Paratypes. Alabama: Dallas Co., just N of Old Cahaba, chalk hills, 6 Oct 1972, R. Kral 48820 (VDB); 19.8 km WNW of Selma, Co. Rd. 45, 14 Jul 1999, J. Allison and A. Schotz 12080 (NY); 20.3 km WNW of Selma, Co. Rd. 88, 18 Aug 1999, A. 12155 (AUA, GH, JSU, NY, UNA, US). Perry Co., dry roadside thickets near Marion, 1 Sep 1885, J. D. Smith s.n. (GH); S of Marion, Ala. Hwy. 5, just N of Washington Cr., prairie remnant, 29 Jul 1972, R. Kral 47891 (VDB); 11.9 km SSE of Marion, Co. Rd. 12, 19 Aug 1999, A. 12161 (AUA, GA, GH, JSU, UNA); 13.4 km SSW of Marion, Co. Rd. 15, 8 Oct 2000, A. 12583 (AUA, GA, GH, JSU, MICH, MO, NY, UNA, US, VDB); 14.5 km SE of Marion, Co. Rd. 6, 19 Aug 1999, A. 12160 (GH, UNA, USCH).
All of the known Silphium perplexum populations are within 13.5 km of the Cahaba River. The type locality is only about 1.3 km from that river, and about 76 km south of and downstream from a riverside population of the Bibb County endemic, S. glutinosum (of course, with meanders the actual length of river is considerably greater). It is easy to envision propagules of the latter being transported downstream by flood waters at a time when the range of S. integrifolium extended somewhat eastward of its present known extent, facilitating hybridization between two formerly allopatric species. The fact that S. perplexum extends over a greater geographic area than one of its putative ancestors, S. glutinosum (ca. 32.4 km across vs. 11.5 km), argues against its formation in the immediate past. In any event, it is certain that its formation preceded 1885 (see paratypes).
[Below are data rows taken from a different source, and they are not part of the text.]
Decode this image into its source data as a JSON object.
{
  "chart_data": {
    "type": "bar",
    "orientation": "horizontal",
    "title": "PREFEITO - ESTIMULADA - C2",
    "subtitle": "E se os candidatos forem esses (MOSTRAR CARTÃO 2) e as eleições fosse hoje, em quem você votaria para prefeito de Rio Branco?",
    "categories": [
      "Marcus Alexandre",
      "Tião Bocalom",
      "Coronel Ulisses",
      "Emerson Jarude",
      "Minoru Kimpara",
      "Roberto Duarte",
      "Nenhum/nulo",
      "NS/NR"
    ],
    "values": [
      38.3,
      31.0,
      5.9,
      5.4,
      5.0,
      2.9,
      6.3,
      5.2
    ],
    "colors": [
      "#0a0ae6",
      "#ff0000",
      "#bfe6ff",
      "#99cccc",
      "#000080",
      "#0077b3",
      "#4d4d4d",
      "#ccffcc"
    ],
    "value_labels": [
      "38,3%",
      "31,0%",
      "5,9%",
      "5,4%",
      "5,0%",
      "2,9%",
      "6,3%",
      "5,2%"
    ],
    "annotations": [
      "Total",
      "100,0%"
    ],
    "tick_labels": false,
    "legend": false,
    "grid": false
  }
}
One factor that appears to have favored Silphium perplexum over many competing species is unpalatability to cattle. Where prairie habitats within its range have been subjected to grazing—and this would appear to be most, if not all of them—S. perplexum becomes very abundant, sometimes virtually the only plant standing.
As with Silphium glutinosum, we observed putative hybrids between S. perplexum and other species, especially in roadside populations. By far the most common hybrid was Silphium asteriscus var. asteriscus X S. perplexum (Dallas Co.: A. and S. 8580, VDB; A. and S. 8570, JSU, NY; A. 12156 UNA; Perry Co: A. and S. 8564, AUA, US).